A Night of Praise to God. Well, it’s only appropriate that this section concludes with a note of praise to God, reflecting on the Israelites’ history of slavery and their miraculous escape. 40 The time that the Israelites lived in Egypt was 430 years. 41 At the end of 430 years, on that same day, all the Lord’s military divisions went out from the land of Egypt. 42 It was a night of vigil in honor of the Lord, because he would bring them out of the land of Egypt. This same night is in honor of the Lord, a night vigil for all the Israelites throughout their generations” (12:40-42).

Final Remarks

The journey that we have taken in this study, and the previous study, has truly been extraordinary. I think we become so familiar with the Exodus story that we often lose sight of the magnitude of God’s sovereign power that is at work here. God’s statement to Moses when he commissioned him to lead his people out of slavery has come true (Ex. 3:7-10), despite all the opposition of the greatest power on earth. No one can withstand Him. By this demonstration of His great power, the Israelites now knew that “I am the Lord their God, who brought them out of the land of Egypt, so that I might dwell among them. I am the Lord their God” (Ex. 29:46) and that “there is no God but me” (Isa. 45:5-6; cf. 43:11).

Remember my thesis at the beginning of this study: Despite the opposition of the strongest earthly powers, God is supreme above all. He always keeps his word and accomplishes his purposes.

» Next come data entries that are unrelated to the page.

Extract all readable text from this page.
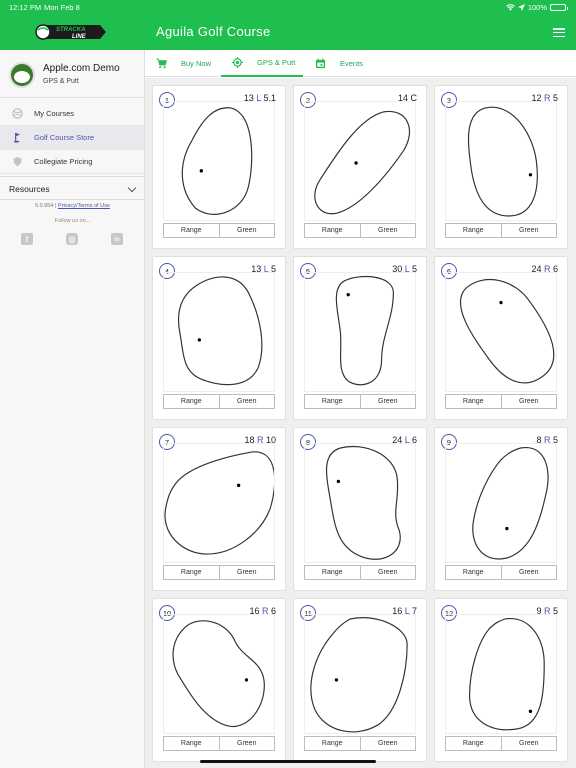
12:12 PM Mon Feb 8	100%
STRACKA
LINE	Aguila Golf Course
Apple.com Demo
GPS & Putt
My Courses
Golf Course Store
Collegiate Pricing
Resources
5.0.954 | Privacy/Terms of Use
Follow us on...
f	◎	in
Buy Now	GPS & Putt	Events
1	13 L 5.1
Range	Green
2	14 C
Range	Green
3	12 R 5
Range	Green
4	13 L 5
Range	Green
5	30 L 5
Range	Green
6	24 R 6
Range	Green
7	18 R 10
Range	Green
8	24 L 6
Range	Green
9	8 R 5
Range	Green
10	16 R 6
Range	Green
11	16 L 7
Range	Green
12	9 R 5
Range	Green
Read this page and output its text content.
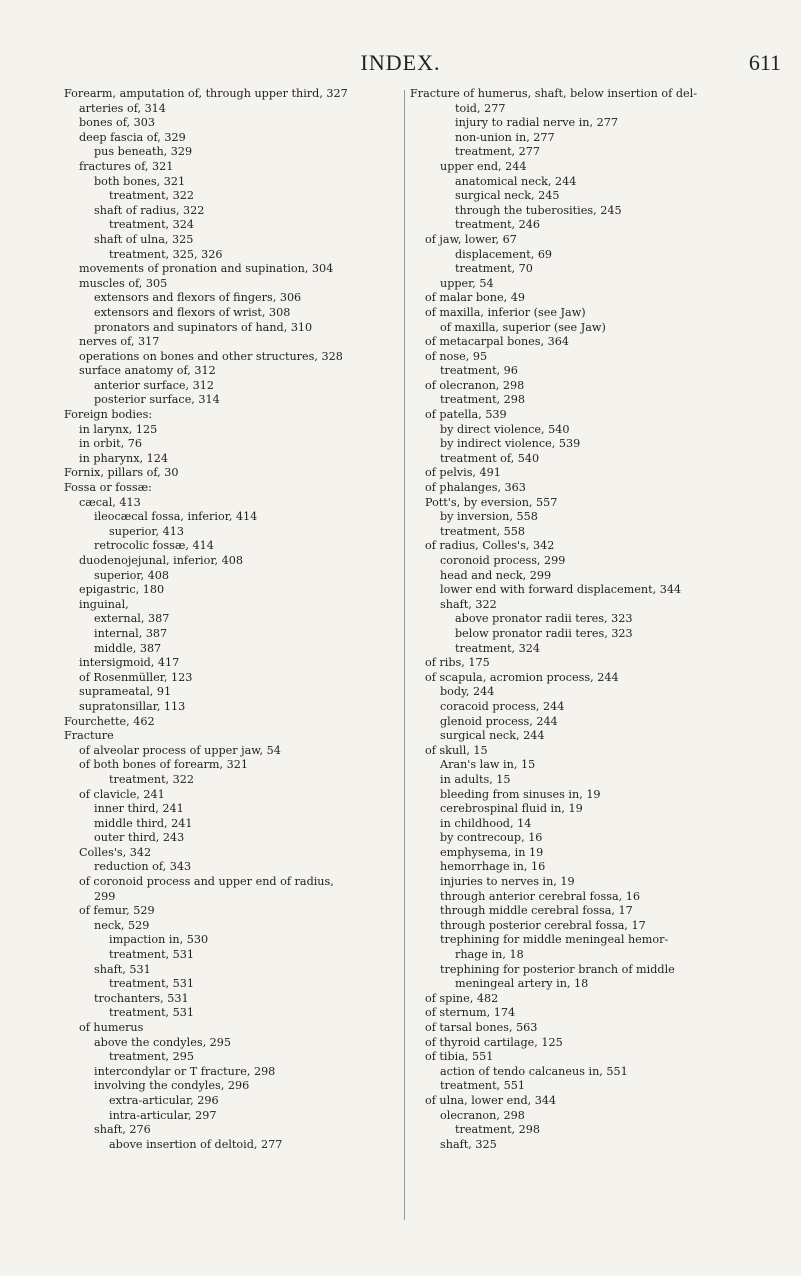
INDEX.	611
Forearm, amputation of, through upper third, 327
arteries of, 314
bones of, 303
deep fascia of, 329
pus beneath, 329
fractures of, 321
both bones, 321
treatment, 322
shaft of radius, 322
treatment, 324
shaft of ulna, 325
treatment, 325, 326
movements of pronation and supination, 304
muscles of, 305
extensors and flexors of fingers, 306
extensors and flexors of wrist, 308
pronators and supinators of hand, 310
nerves of, 317
operations on bones and other structures, 328
surface anatomy of, 312
anterior surface, 312
posterior surface, 314
Foreign bodies:
in larynx, 125
in orbit, 76
in pharynx, 124
Fornix, pillars of, 30
Fossa or fossæ:
cæcal, 413
ileocæcal fossa, inferior, 414
superior, 413
retrocolic fossæ, 414
duodenojejunal, inferior, 408
superior, 408
epigastric, 180
inguinal,
external, 387
internal, 387
middle, 387
intersigmoid, 417
of Rosenmüller, 123
suprameatal, 91
supratonsillar, 113
Fourchette, 462
Fracture
of alveolar process of upper jaw, 54
of both bones of forearm, 321
treatment, 322
of clavicle, 241
inner third, 241
middle third, 241
outer third, 243
Colles's, 342
reduction of, 343
of coronoid process and upper end of radius,
299
of femur, 529
neck, 529
impaction in, 530
treatment, 531
shaft, 531
treatment, 531
trochanters, 531
treatment, 531
of humerus
above the condyles, 295
treatment, 295
intercondylar or T fracture, 298
involving the condyles, 296
extra-articular, 296
intra-articular, 297
shaft, 276
above insertion of deltoid, 277
Fracture of humerus, shaft, below insertion of del-
toid, 277
injury to radial nerve in, 277
non-union in, 277
treatment, 277
upper end, 244
anatomical neck, 244
surgical neck, 245
through the tuberosities, 245
treatment, 246
of jaw, lower, 67
displacement, 69
treatment, 70
upper, 54
of malar bone, 49
of maxilla, inferior (see Jaw)
of maxilla, superior (see Jaw)
of metacarpal bones, 364
of nose, 95
treatment, 96
of olecranon, 298
treatment, 298
of patella, 539
by direct violence, 540
by indirect violence, 539
treatment of, 540
of pelvis, 491
of phalanges, 363
Pott's, by eversion, 557
by inversion, 558
treatment, 558
of radius, Colles's, 342
coronoid process, 299
head and neck, 299
lower end with forward displacement, 344
shaft, 322
above pronator radii teres, 323
below pronator radii teres, 323
treatment, 324
of ribs, 175
of scapula, acromion process, 244
body, 244
coracoid process, 244
glenoid process, 244
surgical neck, 244
of skull, 15
Aran's law in, 15
in adults, 15
bleeding from sinuses in, 19
cerebrospinal fluid in, 19
in childhood, 14
by contrecoup, 16
emphysema, in 19
hemorrhage in, 16
injuries to nerves in, 19
through anterior cerebral fossa, 16
through middle cerebral fossa, 17
through posterior cerebral fossa, 17
trephining for middle meningeal hemor-
rhage in, 18
trephining for posterior branch of middle
meningeal artery in, 18
of spine, 482
of sternum, 174
of tarsal bones, 563
of thyroid cartilage, 125
of tibia, 551
action of tendo calcaneus in, 551
treatment, 551
of ulna, lower end, 344
olecranon, 298
treatment, 298
shaft, 325
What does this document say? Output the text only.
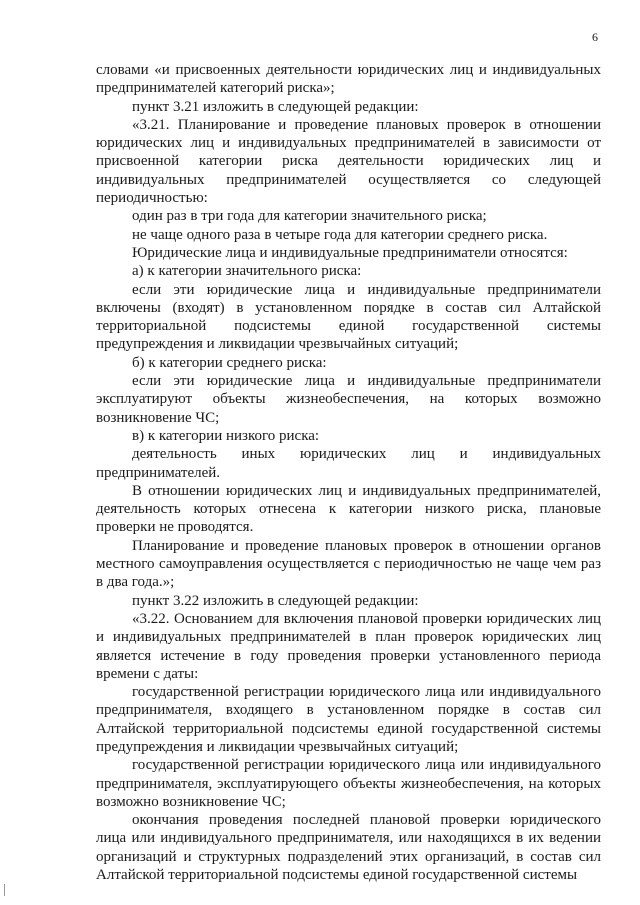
6

словами «и присвоенных деятельности юридических лиц и индивидуальных предпринимателей категорий риска»;

пункт 3.21 изложить в следующей редакции:

«3.21. Планирование и проведение плановых проверок в отношении юридических лиц и индивидуальных предпринимателей в зависимости от присвоенной категории риска деятельности юридических лиц и индивидуальных предпринимателей осуществляется со следующей периодичностью:

один раз в три года для категории значительного риска;

не чаще одного раза в четыре года для категории среднего риска.

Юридические лица и индивидуальные предприниматели относятся:

а) к категории значительного риска:

если эти юридические лица и индивидуальные предприниматели включены (входят) в установленном порядке в состав сил Алтайской территориальной подсистемы единой государственной системы предупреждения и ликвидации чрезвычайных ситуаций;

б) к категории среднего риска:

если эти юридические лица и индивидуальные предприниматели эксплуатируют объекты жизнеобеспечения, на которых возможно возникновение ЧС;

в) к категории низкого риска:

деятельность иных юридических лиц и индивидуальных предпринимателей.

В отношении юридических лиц и индивидуальных предпринимателей, деятельность которых отнесена к категории низкого риска, плановые проверки не проводятся.

Планирование и проведение плановых проверок в отношении органов местного самоуправления осуществляется с периодичностью не чаще чем раз в два года.»;

пункт 3.22 изложить в следующей редакции:

«3.22. Основанием для включения плановой проверки юридических лиц и индивидуальных предпринимателей в план проверок юридических лиц является истечение в году проведения проверки установленного периода времени с даты:

государственной регистрации юридического лица или индивидуального предпринимателя, входящего в установленном порядке в состав сил Алтайской территориальной подсистемы единой государственной системы предупреждения и ликвидации чрезвычайных ситуаций;

государственной регистрации юридического лица или индивидуального предпринимателя, эксплуатирующего объекты жизнеобеспечения, на которых возможно возникновение ЧС;

окончания проведения последней плановой проверки юридического лица или индивидуального предпринимателя, или находящихся в их ведении организаций и структурных подразделений этих организаций, в состав сил Алтайской территориальной подсистемы единой государственной системы
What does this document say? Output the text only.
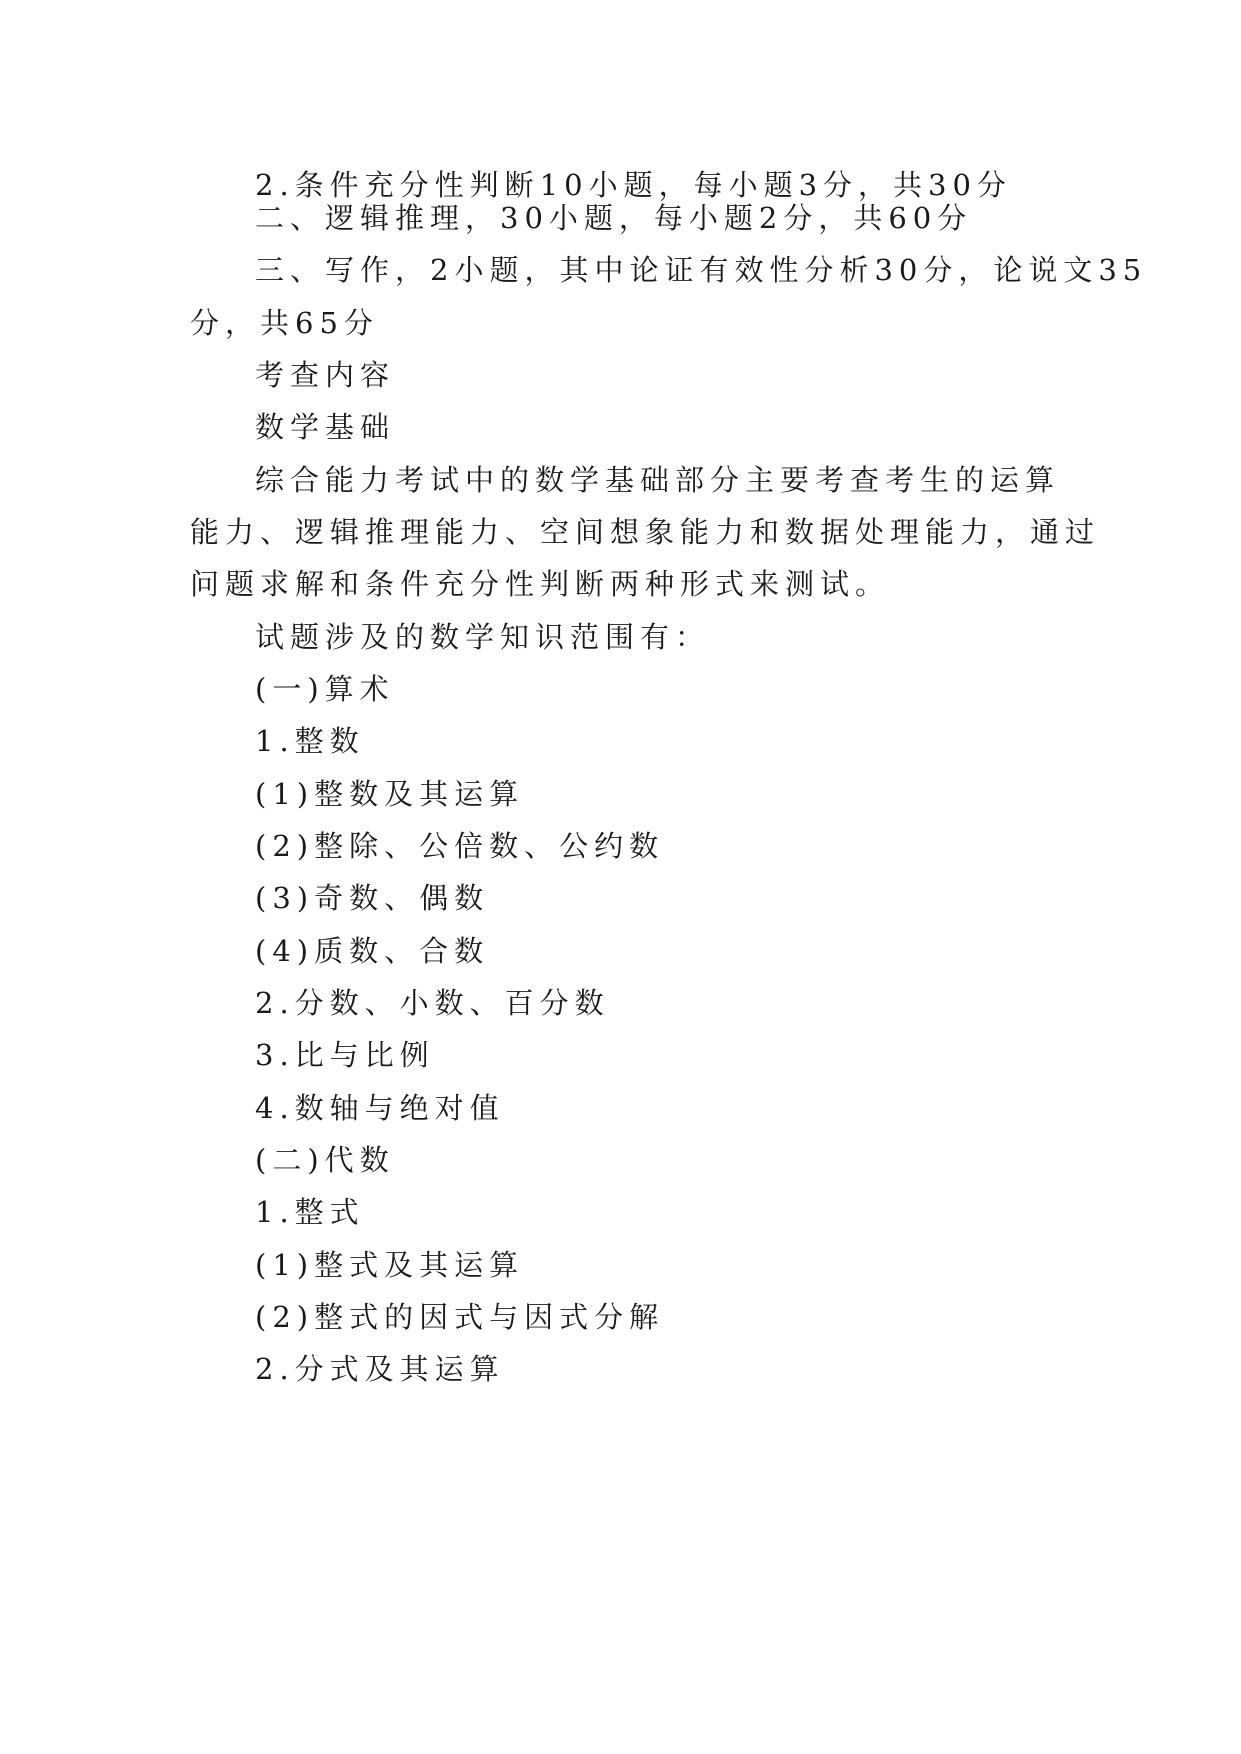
2.条件充分性判断10小题，每小题3分，共30分

二、逻辑推理，30小题，每小题2分，共60分

三、写作，2小题，其中论证有效性分析30分，论说文35

分，共65分

考查内容

数学基础

综合能力考试中的数学基础部分主要考查考生的运算

能力、逻辑推理能力、空间想象能力和数据处理能力，通过

问题求解和条件充分性判断两种形式来测试。

试题涉及的数学知识范围有：

(一)算术

1.整数

(1)整数及其运算

(2)整除、公倍数、公约数

(3)奇数、偶数

(4)质数、合数

2.分数、小数、百分数

3.比与比例

4.数轴与绝对值

(二)代数

1.整式

(1)整式及其运算

(2)整式的因式与因式分解

2.分式及其运算
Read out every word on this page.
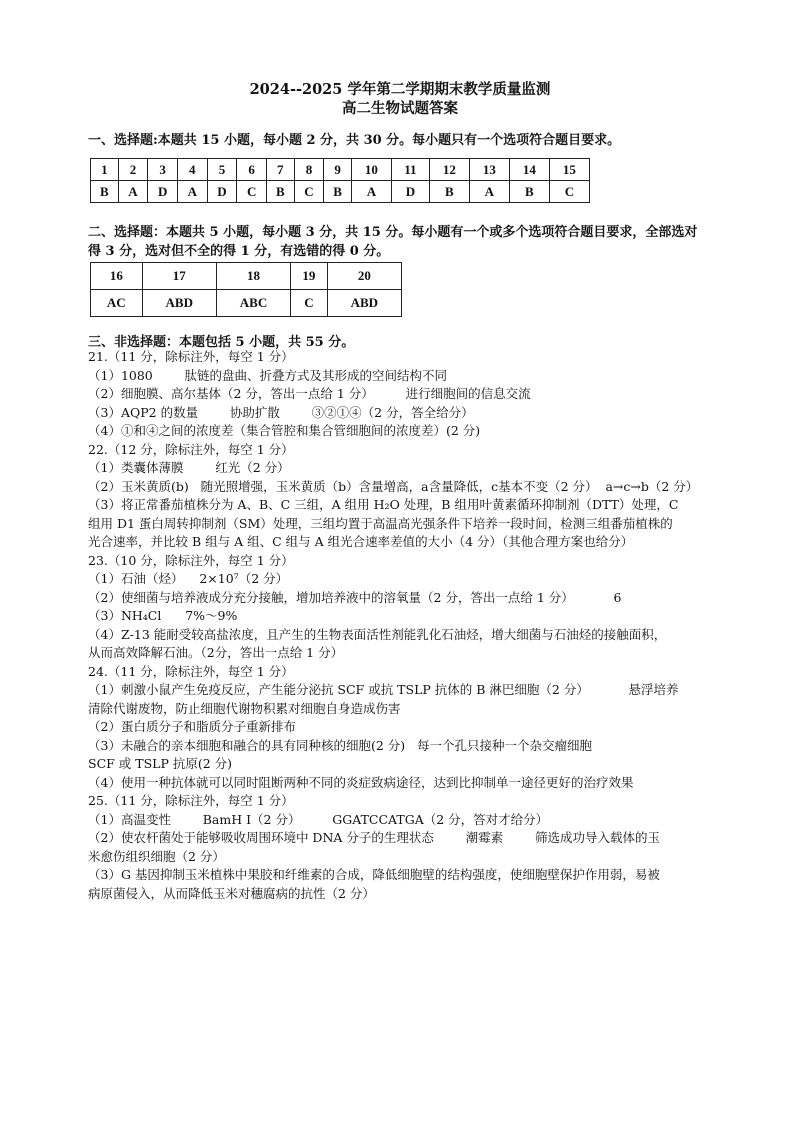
2024--2025 学年第二学期期末教学质量监测
高二生物试题答案
一、选择题:本题共 15 小题，每小题 2 分，共 30 分。每小题只有一个选项符合题目要求。
1	2	3	4	5	6	7	8	9	10	11	12	13	14	15
B	A	D	A	D	C	B	C	B	A	D	B	A	B	C
二、选择题：本题共 5 小题，每小题 3 分，共 15 分。每小题有一个或多个选项符合题目要求，全部选对
得 3 分，选对但不全的得 1 分，有选错的得 0 分。
16	17	18	19	20
AC	ABD	ABC	C	ABD
三、非选择题：本题包括 5 小题，共 55 分。
21.（11 分，除标注外，每空 1 分）
（1）1080        肽链的盘曲、折叠方式及其形成的空间结构不同
（2）细胞膜、高尔基体（2 分，答出一点给 1 分）        进行细胞间的信息交流
（3）AQP2 的数量        协助扩散        ③②①④（2 分，答全给分）
（4）①和④之间的浓度差（集合管腔和集合管细胞间的浓度差）(2 分)
22.（12 分，除标注外，每空 1 分）
（1）类囊体薄膜        红光（2 分）
（2）玉米黄质(b)   随光照增强，玉米黄质（b）含量增高，a含量降低，c基本不变（2 分）  a→c→b（2 分）
（3）将正常番茄植株分为 A、B、C 三组，A 组用 H₂O 处理，B 组用叶黄素循环抑制剂（DTT）处理，C
组用 D1 蛋白周转抑制剂（SM）处理，三组均置于高温高光强条件下培养一段时间，检测三组番茄植株的
光合速率，并比较 B 组与 A 组、C 组与 A 组光合速率差值的大小（4 分）（其他合理方案也给分）
23.（10 分，除标注外，每空 1 分）
（1）石油（烃）    2×10⁷（2 分）
（2）使细菌与培养液成分充分接触，增加培养液中的溶氧量（2 分，答出一点给 1 分）          6
（3）NH₄Cl      7%～9%
（4）Z-13 能耐受较高盐浓度，且产生的生物表面活性剂能乳化石油烃，增大细菌与石油烃的接触面积，
从而高效降解石油。（2分，答出一点给 1 分）
24.（11 分，除标注外，每空 1 分）
（1）刺激小鼠产生免疫反应，产生能分泌抗 SCF 或抗 TSLP 抗体的 B 淋巴细胞（2 分）          悬浮培养
清除代谢废物，防止细胞代谢物积累对细胞自身造成伤害
（2）蛋白质分子和脂质分子重新排布
（3）未融合的亲本细胞和融合的具有同种核的细胞(2 分)   每一个孔只接种一个杂交瘤细胞
SCF 或 TSLP 抗原(2 分)
（4）使用一种抗体就可以同时阻断两种不同的炎症致病途径，达到比抑制单一途径更好的治疗效果
25.（11 分，除标注外，每空 1 分）
（1）高温变性        BamH I（2 分）        GGATCCATGA（2 分，答对才给分）
（2）使农杆菌处于能够吸收周围环境中 DNA 分子的生理状态        潮霉素        筛选成功导入载体的玉
米愈伤组织细胞（2 分）
（3）G 基因抑制玉米植株中果胶和纤维素的合成，降低细胞壁的结构强度，使细胞壁保护作用弱，易被
病原菌侵入，从而降低玉米对穗腐病的抗性（2 分）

Though God is a God of grace and mercy, “not wanting any to perish, but all to come to repentance” (2 Pet. 3:9), there is a limit to His patience. We see that here in this final judgement in Egypt. And we will see it again at the end of this church age, when the Lord Jesus Christ will complete the redemption of his people by translating them from earth to heaven (Jn. 14:3; 1 Thess. 4:14-18) and unbelievers will remain to face his wrath and final judgement (Jn. 3:16-18, 36; Rev. 20:11-15).

Then, God’s awesome power and supreme authority will be confessed by all, for in that day “every knee will bow - of those who are in heaven and on the earth and under the earth - and every tongue confess that Jesus Christ is Lord, to the glory of God the Father” (Phil. 2:10-11).